Córdoba, chief town of its province and the most important city in Andalusia after Seville, lies at the foot of the Sierra de Córdoba, an outlier of the Sierra Morena, in a plain which slopes gently down to the Río Guadalquivir. Narrow winding streets, small squares and low whitewashed houses, most of them with beautiful
patios which can be admired from the street, give the town a Moorish atmosphere inherited from its past. It is still a kind of western European Mecca, with the famous Great Mosque, now the Cathedral, which in spite of later alterations ranks with the Alhambra in Granada as one of the two most splendid examples of Islamic art and architecture in western Europe. Córdoba is also famed for its silverware and its leather goods. Around the old town has grown up a modern Córdoba, with metalworking plants, factories producing electrical goods and foodstuff industries. The surrounding country is still given up to agriculture.
History
Already a place of some consequence in Iberian times, Córdoba became chief town of the Roman province of Hispania Ulterior in 152 B.C. Under the Empire it alternated with Hispalis (Seville) and Italica (north of Savile) as capital of the province of Baetica. In Visigothic times it became the see of a bishop, but remained a place of no great importance. After the decisive defeat of the Visigoths by the Moors in 711, however, the town enjoyed a new period of prosperity under Arab rule, particularly from 756 under the Umayyad ruler Abderrahman I after his expulsion from Damascus. As capital of an independent Spanish caliphate under the rule of Abderrah-man II and III, Al-Hakam II and Almansor, Vizier to Hisham II, Córdoba developed into one of the most brilliant cities in Europe and a center of learning which attracted students from all over the western world and promoted active exchanges between Christian, Muslim and Jewish scholars. With the fall of the Caliphate in 1031 the city's decline began. It fell successively under the control of Seville (1078), the Almoravids (1091) and the Almohads (1148); but after its capture by the Christians in 1236 the formerly flourishing city fell into oblivion. The magnificent buildings erected during the Moorish period fell into disrepair, the irrigation system was neglected, and the once fertile Campiña became an almost barren steppe. Commerce and industry collapsed, and it was three hundred years after the Christian reconquest before trade began to revive with the resumption of the production of leather wall- hangings.

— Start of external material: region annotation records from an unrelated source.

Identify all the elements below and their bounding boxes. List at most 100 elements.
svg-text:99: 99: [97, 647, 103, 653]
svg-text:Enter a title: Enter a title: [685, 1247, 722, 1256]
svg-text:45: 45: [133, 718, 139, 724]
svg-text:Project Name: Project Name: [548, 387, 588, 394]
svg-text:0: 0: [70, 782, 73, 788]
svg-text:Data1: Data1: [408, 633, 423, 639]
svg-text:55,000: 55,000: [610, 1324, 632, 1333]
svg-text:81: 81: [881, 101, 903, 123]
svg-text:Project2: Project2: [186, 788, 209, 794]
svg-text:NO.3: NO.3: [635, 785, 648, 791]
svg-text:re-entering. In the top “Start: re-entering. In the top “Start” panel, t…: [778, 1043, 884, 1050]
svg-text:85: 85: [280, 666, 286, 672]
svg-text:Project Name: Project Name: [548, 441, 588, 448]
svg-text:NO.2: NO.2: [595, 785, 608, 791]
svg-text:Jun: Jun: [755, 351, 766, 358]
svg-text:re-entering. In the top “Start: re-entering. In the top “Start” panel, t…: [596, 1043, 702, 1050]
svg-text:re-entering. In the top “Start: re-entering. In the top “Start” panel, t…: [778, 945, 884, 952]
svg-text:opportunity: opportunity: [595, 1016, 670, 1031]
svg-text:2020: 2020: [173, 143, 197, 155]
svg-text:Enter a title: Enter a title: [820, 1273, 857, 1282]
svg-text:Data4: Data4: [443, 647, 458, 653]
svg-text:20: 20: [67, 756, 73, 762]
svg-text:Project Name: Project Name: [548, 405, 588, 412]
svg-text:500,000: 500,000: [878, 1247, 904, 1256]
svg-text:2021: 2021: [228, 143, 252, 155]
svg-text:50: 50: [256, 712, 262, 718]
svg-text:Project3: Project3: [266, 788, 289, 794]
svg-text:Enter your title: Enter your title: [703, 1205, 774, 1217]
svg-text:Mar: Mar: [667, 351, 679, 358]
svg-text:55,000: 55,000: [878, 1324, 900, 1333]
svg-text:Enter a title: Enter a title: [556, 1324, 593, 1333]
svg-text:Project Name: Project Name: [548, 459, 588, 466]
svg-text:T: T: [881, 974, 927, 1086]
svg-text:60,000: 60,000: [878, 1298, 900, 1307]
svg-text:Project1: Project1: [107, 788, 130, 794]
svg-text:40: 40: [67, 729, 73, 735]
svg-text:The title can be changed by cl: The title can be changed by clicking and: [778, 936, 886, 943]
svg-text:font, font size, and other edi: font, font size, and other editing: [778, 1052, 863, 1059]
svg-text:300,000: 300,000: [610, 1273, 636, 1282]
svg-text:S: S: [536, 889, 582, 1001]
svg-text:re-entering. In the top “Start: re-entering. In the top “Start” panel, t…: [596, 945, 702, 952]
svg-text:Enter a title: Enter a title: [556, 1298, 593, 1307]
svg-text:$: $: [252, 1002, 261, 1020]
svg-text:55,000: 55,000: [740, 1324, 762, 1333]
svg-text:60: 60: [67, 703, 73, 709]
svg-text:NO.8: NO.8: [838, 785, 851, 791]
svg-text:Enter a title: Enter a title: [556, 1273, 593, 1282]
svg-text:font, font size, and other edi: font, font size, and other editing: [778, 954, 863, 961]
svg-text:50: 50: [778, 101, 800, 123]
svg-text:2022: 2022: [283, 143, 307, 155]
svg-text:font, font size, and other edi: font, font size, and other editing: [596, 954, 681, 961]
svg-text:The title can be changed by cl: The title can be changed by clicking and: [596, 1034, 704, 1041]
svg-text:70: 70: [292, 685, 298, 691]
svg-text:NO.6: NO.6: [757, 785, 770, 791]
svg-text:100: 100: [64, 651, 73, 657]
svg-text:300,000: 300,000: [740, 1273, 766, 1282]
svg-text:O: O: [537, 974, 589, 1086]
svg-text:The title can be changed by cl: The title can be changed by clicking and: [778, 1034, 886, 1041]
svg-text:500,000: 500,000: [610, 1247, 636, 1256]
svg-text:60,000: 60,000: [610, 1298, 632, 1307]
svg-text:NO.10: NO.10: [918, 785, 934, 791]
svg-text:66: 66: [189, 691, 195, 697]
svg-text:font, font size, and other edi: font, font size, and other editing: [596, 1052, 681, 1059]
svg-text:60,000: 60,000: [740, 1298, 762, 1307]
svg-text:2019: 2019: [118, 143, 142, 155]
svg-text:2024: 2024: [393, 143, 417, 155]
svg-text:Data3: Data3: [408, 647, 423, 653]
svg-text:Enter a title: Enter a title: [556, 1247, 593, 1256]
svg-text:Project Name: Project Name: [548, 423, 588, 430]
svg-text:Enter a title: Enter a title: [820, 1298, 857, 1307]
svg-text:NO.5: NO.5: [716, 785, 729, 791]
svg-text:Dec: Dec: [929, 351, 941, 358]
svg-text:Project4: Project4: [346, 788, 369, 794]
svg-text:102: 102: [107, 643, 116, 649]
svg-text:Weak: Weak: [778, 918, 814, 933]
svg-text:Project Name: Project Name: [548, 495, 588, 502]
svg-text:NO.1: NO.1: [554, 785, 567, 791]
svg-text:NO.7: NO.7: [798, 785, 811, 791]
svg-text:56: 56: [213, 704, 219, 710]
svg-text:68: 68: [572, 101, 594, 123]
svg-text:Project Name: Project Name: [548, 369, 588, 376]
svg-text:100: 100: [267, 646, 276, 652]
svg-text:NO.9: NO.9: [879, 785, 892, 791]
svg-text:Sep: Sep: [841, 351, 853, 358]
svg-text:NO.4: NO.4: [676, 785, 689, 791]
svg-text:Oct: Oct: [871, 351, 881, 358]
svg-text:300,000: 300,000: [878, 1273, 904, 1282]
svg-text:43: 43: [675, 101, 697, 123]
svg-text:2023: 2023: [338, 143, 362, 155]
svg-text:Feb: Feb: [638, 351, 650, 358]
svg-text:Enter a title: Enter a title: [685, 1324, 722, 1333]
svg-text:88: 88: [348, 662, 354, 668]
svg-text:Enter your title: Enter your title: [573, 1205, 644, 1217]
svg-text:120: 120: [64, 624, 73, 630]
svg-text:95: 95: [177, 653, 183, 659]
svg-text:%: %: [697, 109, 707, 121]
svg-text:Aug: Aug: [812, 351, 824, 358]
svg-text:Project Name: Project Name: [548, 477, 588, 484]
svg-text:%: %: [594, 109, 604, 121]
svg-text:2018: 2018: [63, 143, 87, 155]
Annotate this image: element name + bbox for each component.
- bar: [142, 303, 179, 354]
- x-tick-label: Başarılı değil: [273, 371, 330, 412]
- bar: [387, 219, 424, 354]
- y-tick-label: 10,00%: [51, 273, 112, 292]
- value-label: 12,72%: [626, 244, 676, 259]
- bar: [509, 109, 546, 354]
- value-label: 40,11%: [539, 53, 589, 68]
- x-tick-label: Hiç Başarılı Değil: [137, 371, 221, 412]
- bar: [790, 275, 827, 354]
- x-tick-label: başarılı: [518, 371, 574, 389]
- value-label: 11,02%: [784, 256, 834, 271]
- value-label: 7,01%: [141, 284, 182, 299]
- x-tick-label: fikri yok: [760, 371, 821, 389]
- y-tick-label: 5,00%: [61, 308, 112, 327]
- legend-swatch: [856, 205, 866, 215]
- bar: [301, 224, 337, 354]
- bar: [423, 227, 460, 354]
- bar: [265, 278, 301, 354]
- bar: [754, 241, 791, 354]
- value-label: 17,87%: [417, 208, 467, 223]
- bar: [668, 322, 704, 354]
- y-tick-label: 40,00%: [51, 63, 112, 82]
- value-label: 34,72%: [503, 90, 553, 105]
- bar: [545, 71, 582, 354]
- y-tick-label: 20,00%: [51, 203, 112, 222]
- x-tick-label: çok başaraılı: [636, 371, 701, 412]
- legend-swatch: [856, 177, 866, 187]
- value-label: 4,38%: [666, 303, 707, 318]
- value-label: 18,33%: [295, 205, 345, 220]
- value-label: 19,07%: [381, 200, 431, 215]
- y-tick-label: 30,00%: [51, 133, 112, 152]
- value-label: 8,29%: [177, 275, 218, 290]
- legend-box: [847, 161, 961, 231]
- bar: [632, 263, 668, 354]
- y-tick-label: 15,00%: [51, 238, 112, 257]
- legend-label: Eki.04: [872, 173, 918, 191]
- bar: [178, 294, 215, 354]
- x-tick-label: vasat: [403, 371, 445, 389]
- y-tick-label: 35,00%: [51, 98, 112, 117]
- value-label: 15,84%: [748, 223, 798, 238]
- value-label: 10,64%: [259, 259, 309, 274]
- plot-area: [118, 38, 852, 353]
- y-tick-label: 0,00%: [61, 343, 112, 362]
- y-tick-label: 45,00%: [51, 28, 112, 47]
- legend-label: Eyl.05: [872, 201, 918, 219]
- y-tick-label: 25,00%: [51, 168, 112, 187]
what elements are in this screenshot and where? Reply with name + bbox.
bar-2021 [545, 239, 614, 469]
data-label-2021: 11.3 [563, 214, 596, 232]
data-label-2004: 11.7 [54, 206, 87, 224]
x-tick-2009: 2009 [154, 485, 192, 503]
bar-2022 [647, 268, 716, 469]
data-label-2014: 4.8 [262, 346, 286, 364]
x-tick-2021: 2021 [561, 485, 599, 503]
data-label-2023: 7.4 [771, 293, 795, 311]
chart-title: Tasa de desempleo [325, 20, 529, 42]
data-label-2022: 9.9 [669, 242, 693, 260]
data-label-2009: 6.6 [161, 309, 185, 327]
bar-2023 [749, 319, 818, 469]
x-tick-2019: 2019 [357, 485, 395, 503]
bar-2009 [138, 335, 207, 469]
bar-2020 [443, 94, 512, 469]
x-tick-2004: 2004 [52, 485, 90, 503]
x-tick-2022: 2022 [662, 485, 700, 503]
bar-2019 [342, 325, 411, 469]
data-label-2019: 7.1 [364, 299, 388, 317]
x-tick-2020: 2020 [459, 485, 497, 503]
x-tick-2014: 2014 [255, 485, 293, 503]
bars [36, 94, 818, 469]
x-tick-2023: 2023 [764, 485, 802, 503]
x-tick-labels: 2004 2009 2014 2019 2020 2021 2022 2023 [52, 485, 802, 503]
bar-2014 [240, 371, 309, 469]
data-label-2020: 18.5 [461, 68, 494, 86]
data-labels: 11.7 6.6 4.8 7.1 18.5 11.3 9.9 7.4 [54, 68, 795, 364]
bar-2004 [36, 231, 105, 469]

Córdoba was the birthplace of many famous men, among them the Roman orator M. Annaeus Seneca (54 B.C.-A.D. 39), his son L. Annaeus Seneca (4 B.C.- A.D. 65) and his grandson the poet Lucan (A.D. 39-65); the Arab scholar Averroes (Ibn Rushd, 1126-98), translator and interpreter of Aristotle, Rabbi Moses Maimonides (1135-1204), the painter Bartolomé Bermejo (c. 1430-after 1496) and the poet Luis de Góngora (1561-1627).